Stoned im All?
Elon Musk schick Cannabis zur Internationalen Raumstation
Der bekennende Kiffer Musk selbst mag zwar der Mann hinter dem Space X-Projekt sein, er ist aber nicht der Kopf hinter den Marijuana-Plänen: Die Idee kommt vom Agrartechnologieunternehmen "Front Range Biosciences".
Hanfprojekt für Forschungszwecke
Das Unternehmen gab kürzlich seine Absicht bekannt, legale Hanfkulturen mit niedrigem THC-Gehalt ins All zu schicken, die dann zu Forschungszwecken 30 Tage auf der Raumstation bleiben sollen. Während dieses Zeitraums wird der Hanf von Wissenschaftlern der Universität von Colorado Boulder ferüberwacht und danach zur Erde zurückgebracht. Auf der Erde wird untersucht, welche genetischen Auswirkungen Weltraumstrahlung und Mikrogravitation auf die Pflanzenkulturen haben.

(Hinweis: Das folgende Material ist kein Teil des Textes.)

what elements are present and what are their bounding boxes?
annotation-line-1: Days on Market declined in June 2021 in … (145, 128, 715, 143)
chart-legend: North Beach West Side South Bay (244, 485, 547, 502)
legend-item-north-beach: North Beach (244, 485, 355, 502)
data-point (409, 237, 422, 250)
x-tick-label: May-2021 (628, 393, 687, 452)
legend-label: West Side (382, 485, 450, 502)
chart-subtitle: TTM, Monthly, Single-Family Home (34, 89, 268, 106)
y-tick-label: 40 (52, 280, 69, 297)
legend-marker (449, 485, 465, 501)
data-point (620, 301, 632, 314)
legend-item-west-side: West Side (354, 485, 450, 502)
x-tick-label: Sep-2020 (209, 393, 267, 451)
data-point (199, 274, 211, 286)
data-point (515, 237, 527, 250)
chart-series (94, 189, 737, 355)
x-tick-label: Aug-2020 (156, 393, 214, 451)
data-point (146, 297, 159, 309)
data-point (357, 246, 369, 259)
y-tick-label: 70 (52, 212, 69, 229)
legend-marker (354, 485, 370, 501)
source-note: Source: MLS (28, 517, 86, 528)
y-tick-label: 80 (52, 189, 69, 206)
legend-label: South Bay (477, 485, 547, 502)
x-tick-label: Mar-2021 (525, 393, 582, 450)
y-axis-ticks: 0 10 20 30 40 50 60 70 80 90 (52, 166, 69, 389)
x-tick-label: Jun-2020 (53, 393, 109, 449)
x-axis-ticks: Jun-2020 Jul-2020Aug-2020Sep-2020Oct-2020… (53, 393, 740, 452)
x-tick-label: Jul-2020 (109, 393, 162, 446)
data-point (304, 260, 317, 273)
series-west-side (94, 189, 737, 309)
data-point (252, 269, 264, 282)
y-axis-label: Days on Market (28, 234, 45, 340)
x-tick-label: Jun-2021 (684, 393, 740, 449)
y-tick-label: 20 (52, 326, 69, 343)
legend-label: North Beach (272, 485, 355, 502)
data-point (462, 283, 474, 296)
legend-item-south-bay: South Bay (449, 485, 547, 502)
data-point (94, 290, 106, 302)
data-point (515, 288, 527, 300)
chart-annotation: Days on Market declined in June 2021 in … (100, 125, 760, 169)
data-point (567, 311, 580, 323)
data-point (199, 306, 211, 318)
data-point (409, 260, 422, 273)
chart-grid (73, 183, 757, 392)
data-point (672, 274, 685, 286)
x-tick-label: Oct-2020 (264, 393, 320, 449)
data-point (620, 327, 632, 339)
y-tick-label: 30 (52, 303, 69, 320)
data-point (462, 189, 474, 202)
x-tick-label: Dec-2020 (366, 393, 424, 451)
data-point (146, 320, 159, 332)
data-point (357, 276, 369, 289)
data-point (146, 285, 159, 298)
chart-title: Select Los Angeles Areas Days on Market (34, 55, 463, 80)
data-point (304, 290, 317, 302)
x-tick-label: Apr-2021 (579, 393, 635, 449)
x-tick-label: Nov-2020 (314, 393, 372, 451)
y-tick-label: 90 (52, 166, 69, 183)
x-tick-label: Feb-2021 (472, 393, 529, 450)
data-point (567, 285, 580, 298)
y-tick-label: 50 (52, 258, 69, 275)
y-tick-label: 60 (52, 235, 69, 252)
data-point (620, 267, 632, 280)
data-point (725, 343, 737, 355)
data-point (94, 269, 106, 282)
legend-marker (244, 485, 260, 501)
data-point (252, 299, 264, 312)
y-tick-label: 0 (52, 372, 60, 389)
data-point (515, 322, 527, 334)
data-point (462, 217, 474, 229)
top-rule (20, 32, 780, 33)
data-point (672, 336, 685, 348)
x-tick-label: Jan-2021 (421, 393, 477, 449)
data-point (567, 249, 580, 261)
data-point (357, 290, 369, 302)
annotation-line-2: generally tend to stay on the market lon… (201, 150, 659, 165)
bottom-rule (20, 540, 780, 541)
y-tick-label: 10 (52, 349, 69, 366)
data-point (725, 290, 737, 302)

Jonathan Vaught, CEO von Front Range, erklärt: "Es gibt wissenschaftliche Erkenntnisse, die die Theorie stützen, dass Pflanzen im Weltraum Mutationen erfahren." Dies wäre eine Gelegenheit, zu erfrorschen, ob und wie lange die Mutationen bestehen bleiben, wenn die Pflanzen wieder auf der Erde sind und ob es dafür komerzielle Anwendungen gibt.
Keine Drogenpartys auf der ISS
Industriehanf mit einer niedrigen THC-Konzentration hat so gut wie keine psychoaktive Wirkung und wird für viele Zwecke verwendet: Man stellt daraus Papier, Kleidung, biologisch abbaubare Kunststoffe oder Tiefutter her. Die Sorge, dass die Astronauten auf der ISS ihren Dienst ab März schwer bekifft versehen, ist also unbegründet.